For those able to avoid elevators, stairways in buildings will be rethought. “You should be able to have one staircase going up and one down. People are walking and running and have become more active during the shutdown,” said McIntyre.
“If you create a well-lit corner stairway, it could become part of people’s exercise regimen,” said McIntyre, whose firm developed a design with glass-enclosed stairways at end each of the hallway in the Roy, a Halifax luxury condo.
Buildings will have to accommodate increased parcel and food delivery, said McIntyre, who notes that instead of five to 10 per cent ratio of parcel lockers to the number of condo units, it
may become one-to-one to reduce the number of hands touching a locker.
Attention will also turn to the surrounding neighbourhoods that highrise residents depend upon for amenities and outside space.
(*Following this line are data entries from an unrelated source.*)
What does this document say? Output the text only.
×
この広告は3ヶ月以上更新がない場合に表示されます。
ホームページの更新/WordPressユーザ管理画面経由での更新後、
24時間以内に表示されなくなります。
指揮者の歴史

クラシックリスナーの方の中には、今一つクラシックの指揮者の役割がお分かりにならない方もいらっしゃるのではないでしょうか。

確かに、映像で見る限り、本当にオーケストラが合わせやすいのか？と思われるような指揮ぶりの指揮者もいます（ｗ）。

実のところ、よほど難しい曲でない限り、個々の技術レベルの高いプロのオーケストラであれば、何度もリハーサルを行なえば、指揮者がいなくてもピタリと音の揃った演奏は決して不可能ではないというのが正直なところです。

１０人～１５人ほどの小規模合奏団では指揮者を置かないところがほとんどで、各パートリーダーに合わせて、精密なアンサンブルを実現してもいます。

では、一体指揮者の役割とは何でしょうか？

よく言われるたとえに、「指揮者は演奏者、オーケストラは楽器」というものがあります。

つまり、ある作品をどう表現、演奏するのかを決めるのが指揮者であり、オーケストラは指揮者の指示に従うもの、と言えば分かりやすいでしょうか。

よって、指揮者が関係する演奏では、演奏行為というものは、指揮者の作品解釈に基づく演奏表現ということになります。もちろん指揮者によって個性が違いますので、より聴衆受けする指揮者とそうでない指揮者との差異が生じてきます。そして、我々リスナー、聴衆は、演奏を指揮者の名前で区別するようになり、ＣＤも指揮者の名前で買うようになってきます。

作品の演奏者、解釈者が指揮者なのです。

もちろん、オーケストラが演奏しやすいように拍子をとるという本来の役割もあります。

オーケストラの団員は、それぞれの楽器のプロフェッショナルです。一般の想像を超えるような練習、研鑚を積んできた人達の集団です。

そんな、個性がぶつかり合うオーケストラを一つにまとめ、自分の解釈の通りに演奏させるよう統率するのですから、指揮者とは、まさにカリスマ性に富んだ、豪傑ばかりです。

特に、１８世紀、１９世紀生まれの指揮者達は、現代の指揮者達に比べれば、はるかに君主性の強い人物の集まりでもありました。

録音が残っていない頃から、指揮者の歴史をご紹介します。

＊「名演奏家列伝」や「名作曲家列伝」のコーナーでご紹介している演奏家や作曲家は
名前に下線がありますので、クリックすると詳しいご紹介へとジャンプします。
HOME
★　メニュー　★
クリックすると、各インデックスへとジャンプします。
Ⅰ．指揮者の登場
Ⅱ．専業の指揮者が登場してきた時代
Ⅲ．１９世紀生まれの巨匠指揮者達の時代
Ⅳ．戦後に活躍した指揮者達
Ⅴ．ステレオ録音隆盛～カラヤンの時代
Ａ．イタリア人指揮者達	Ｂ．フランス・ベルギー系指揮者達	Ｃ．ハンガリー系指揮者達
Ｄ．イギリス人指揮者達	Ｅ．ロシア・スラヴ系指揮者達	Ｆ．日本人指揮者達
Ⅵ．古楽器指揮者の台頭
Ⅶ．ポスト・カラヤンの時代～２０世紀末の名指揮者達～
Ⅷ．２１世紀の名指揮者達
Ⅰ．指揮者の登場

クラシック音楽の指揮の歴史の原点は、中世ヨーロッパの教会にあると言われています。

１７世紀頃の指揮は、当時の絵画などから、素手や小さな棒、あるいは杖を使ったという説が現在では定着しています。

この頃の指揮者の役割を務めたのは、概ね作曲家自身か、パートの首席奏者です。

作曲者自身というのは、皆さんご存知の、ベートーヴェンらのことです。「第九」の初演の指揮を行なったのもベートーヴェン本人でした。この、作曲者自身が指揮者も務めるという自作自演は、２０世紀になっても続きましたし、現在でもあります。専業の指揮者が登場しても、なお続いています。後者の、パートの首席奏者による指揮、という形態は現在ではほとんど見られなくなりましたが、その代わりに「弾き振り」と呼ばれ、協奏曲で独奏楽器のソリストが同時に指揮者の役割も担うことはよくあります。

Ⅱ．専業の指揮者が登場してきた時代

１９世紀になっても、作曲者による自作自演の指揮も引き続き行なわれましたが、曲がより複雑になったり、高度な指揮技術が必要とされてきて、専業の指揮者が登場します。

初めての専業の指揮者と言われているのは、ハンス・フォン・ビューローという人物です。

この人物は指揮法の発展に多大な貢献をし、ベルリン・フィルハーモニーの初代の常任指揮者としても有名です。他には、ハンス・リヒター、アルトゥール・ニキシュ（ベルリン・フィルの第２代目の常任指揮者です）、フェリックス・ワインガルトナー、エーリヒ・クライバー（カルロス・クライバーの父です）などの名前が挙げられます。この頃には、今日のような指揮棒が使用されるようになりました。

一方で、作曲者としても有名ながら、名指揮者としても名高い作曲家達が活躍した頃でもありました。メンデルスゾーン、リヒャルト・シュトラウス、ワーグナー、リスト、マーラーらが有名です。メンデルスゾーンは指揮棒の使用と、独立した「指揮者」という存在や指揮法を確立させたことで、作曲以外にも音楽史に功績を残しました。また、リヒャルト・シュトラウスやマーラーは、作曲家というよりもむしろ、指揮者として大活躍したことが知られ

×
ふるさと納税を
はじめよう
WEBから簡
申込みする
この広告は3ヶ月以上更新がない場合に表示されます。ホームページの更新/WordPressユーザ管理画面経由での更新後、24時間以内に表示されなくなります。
Wider sidewalks and pedestrian-focused programs will likely expand, such as the ActiveTO initiative that closes Toronto roads to vehicle traffic on weekends and turns them over to cyclists, skateboarders, runners and walkers while allowing social distancing.
McIntyre and Kazerouni both see a greater focus on mixeduse communities with essential supplies and services such as small-scale grocery stores, restaurants, cafes, schools, parks and pharmacies within a 10minute walk of all homes in a residential zone.
Urban agriculture maybe a consideration while urban planners must accommodate drone deliveries and delivery lanes for programmed autonomous delivery vehicles.
McIntyre said communities could be designed like ski resort villages are, except around transit rather than ski hills. “You park the car, leave it and walk to stores, restaurants, and create the lifestyle people want.”
David Amborski, a professor at Ryerson University’s School of Urban and Regional Planning, and a professional urban planner, said the effect of COVID-19 on high-density living is yet to be determined. But, he notes, recent polls have indicated just three to five per cent of highrise dwellers will consider relocating.
“Living patterns are determined by places of employment and some people might find remote work,” he said.